Specialize Neon masked sub-pixel variance by filter value Use the same specialization as for the other sub-pixel variance functions. The rationale for the specialization is as follows: The optimal implementation of the bilinear interpolation depends on the filter values being used. For both horizontal and vertical interpolation this can simplify to just taking the source values, or averaging the source and reference values - which can be computed more easily than a bilinear interpolation with arbitrary filter values. This patch introduces tests to find the most optimal bilinear interpolation implementation based on the filter values being used. This new specialization is only used for larger block sizes.
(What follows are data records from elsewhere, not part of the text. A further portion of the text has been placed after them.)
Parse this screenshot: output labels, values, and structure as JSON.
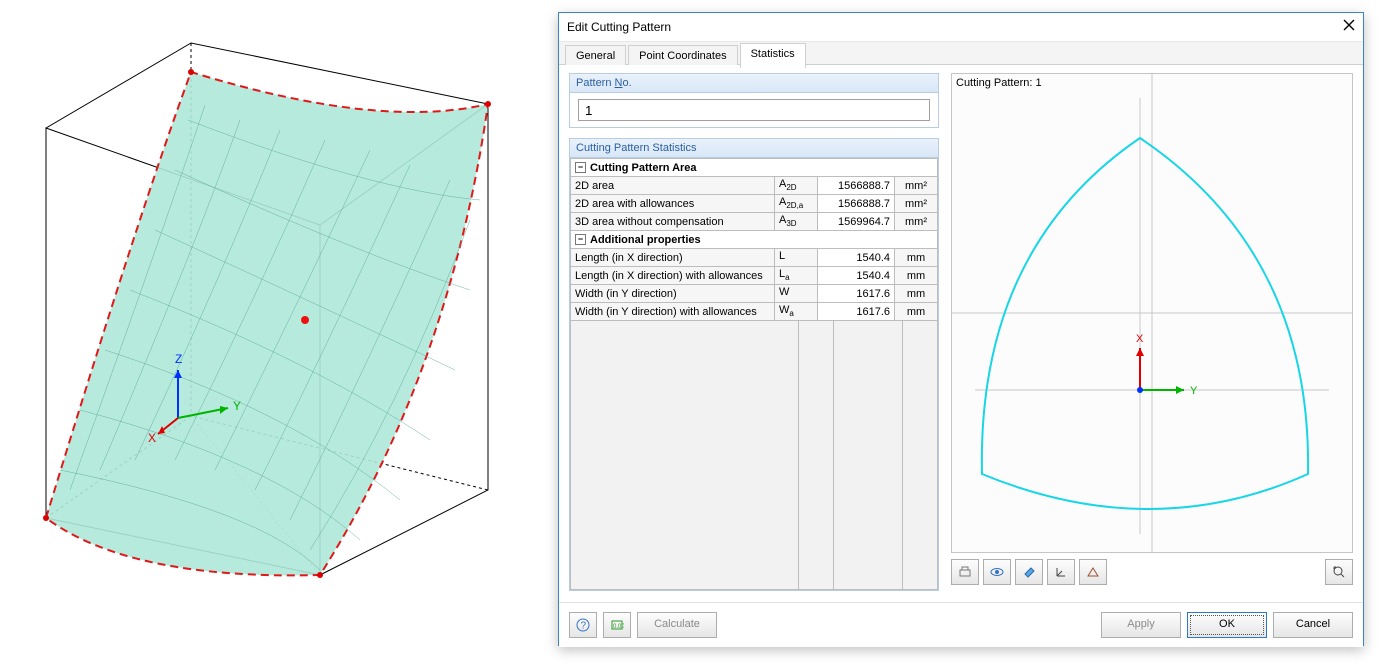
{
  "dialog": {
    "title": "Edit Cutting Pattern",
    "tabs": {
      "general": "General",
      "pointcoord": "Point Coordinates",
      "statistics": "Statistics"
    },
    "patternno_group": "Pattern No.",
    "patternno_label": "Pattern No.",
    "patternno_value": "1",
    "stats_group": "Cutting Pattern Statistics",
    "section1": "Cutting Pattern Area",
    "section2": "Additional properties",
    "rows": {
      "r1": {
        "label": "2D area",
        "sym": "A",
        "sub": "2D",
        "val": "1566888.7",
        "unit": "mm²"
      },
      "r2": {
        "label": "2D area with allowances",
        "sym": "A",
        "sub": "2D,a",
        "val": "1566888.7",
        "unit": "mm²"
      },
      "r3": {
        "label": "3D area without compensation",
        "sym": "A",
        "sub": "3D",
        "val": "1569964.7",
        "unit": "mm²"
      },
      "r4": {
        "label": "Length (in X direction)",
        "sym": "L",
        "sub": "",
        "val": "1540.4",
        "unit": "mm"
      },
      "r5": {
        "label": "Length (in X direction) with allowances",
        "sym": "L",
        "sub": "a",
        "val": "1540.4",
        "unit": "mm"
      },
      "r6": {
        "label": "Width (in Y direction)",
        "sym": "W",
        "sub": "",
        "val": "1617.6",
        "unit": "mm"
      },
      "r7": {
        "label": "Width (in Y direction) with allowances",
        "sym": "W",
        "sub": "a",
        "val": "1617.6",
        "unit": "mm"
      }
    },
    "preview_label": "Cutting Pattern: 1",
    "axis_x": "X",
    "axis_y": "Y",
    "footer": {
      "calculate": "Calculate",
      "apply": "Apply",
      "ok": "OK",
      "cancel": "Cancel"
    }
  },
  "viewport_axes": {
    "x": "X",
    "y": "Y",
    "z": "Z"
  }
}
Change-Id: I1c59e31bee9a14059baa9938cc0dc9bc91e9bef4

commit: 92b5cd32ac27098b2d51c4ac506026d1cabbeeef [log] [tgz]
author: Salome Thirot <salome.thirot@arm.com> Fri Apr 28 18:02:45 2023 +0100
committer: James Zern <jzern@google.com> Thu May 04 02:24:23 2023 +0000
tree: ab224708bee244775e81d64ba8a93ad70c8d748e
parent: 6d461a343105ac04fce4f25fb5285a1013b29359 [diff]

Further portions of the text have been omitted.